Kehadiran lima anggota Madahesa menjadi simbol bahwa estafet perjuangan tersebut kini berada di tangan generasi penerus.

Undangan Khusus Pemerintah Kabupaten Probolinggo

Keikutsertaan Madahesa dalam Malam Renungan Suci merupakan bagian dari undangan khusus yang diberikan oleh Pemerintah Kabupaten Probolinggo.

Sebanyak 30 peserta mendapatkan kesempatan mengikuti kegiatan tersebut.
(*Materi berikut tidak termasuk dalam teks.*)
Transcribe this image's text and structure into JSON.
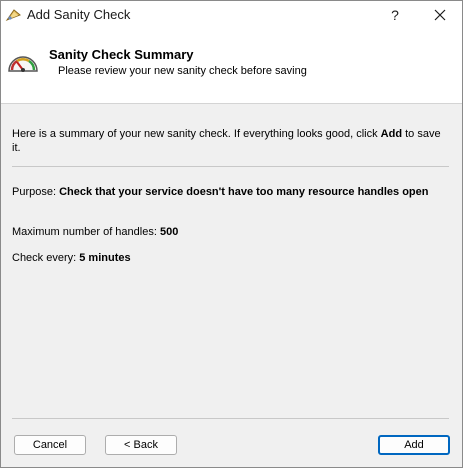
{
  "window": {
    "title": "Add Sanity Check",
    "help_label": "?"
  },
  "header": {
    "title": "Sanity Check Summary",
    "subtitle": "Please review your new sanity check before saving"
  },
  "summary": {
    "intro_before": "Here is a summary of your new sanity check. If everything looks good, click ",
    "intro_keyword": "Add",
    "intro_after": " to save it.",
    "purpose_label": "Purpose: ",
    "purpose_value": "Check that your service doesn't have too many resource handles open",
    "max_label": "Maximum number of handles: ",
    "max_value": "500",
    "interval_label": "Check every: ",
    "interval_value": "5 minutes"
  },
  "buttons": {
    "cancel": "Cancel",
    "back": "< Back",
    "add": "Add"
  },
  "colors": {
    "accent": "#0067c0",
    "background": "#f0f0f0",
    "header_background": "#ffffff"
  }
}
Lima peserta di antaranya merupakan anggota Pramuka Madahesa MTsN 2 Probolinggo, sementara peserta lainnya berasal dari unsur Pramuka Penegak Kraksaan.

Komposisi tersebut sekaligus menghadirkan ruang perjumpaan antargenerasi dan antarorganisasi kepramukaan untuk bersama-sama menghayati makna kemerdekaan.

Bagi MTsN 2 Probolinggo, kepercayaan tersebut menjadi sebuah kehormatan sekaligus tanggung jawab.

Sebab, berada di tengah kegiatan kenegaraan dan kemasyarakatan bukan hanya tentang hadir secara fisik, tetapi juga menunjukkan karakter peserta didik sebagai generasi muda yang memiliki kepedulian terhadap bangsa.

Renungan Suci: Ketika Keheningan Berbicara

Di antara deretan pusara para pahlawan, malam seakan mengajarkan sebuah pelajaran yang tidak ditemukan di ruang kelas.

Bahwa kemerdekaan memiliki harga.

Bahwa kebebasan memiliki sejarah.

Dan bahwa generasi hari ini memiliki tanggung jawab untuk menjaga apa yang telah diwariskan oleh generasi sebelumnya.

Lima anggota Madahesa mengikuti suasana tersebut dengan penuh penghormatan. Mereka menjadi bagian dari generasi muda yang belajar bahwa nasionalisme bukan hanya diucapkan dalam pidato, tetapi juga diwujudkan melalui sikap, kedisiplinan, kepedulian, dan kesediaan untuk memberikan manfaat bagi lingkungan sekitar.

Ernawiyadi: Jangan Hanya Mengenang, Tetapi Lanjutkan Perjuangan

Kepala MTsN 2 Probolinggo, Ernawiyadi, S.Ag., menyambut baik keikutsertaan lima anggota Madahesa dalam kegiatan tersebut.

Menurutnya, kesempatan mengikuti Malam Renungan Suci merupakan pengalaman pendidikan karakter yang sangat berharga.

“Kami bersyukur anak-anak Madahesa mendapatkan kesempatan untuk mengikuti Malam Renungan Suci. Mereka tidak hanya hadir sebagai peserta, tetapi membawa nama madrasah dan menjadi bagian dari generasi penerus bangsa. Semoga pengalaman ini menumbuhkan kesadaran bahwa kemerdekaan harus diisi dengan prestasi, kedisiplinan, kepedulian, dan pengabdian.”

Ia berharap para peserta mampu membawa nilai-nilai yang diperoleh dari kegiatan tersebut ke lingkungan madrasah dan kehidupan sehari-hari.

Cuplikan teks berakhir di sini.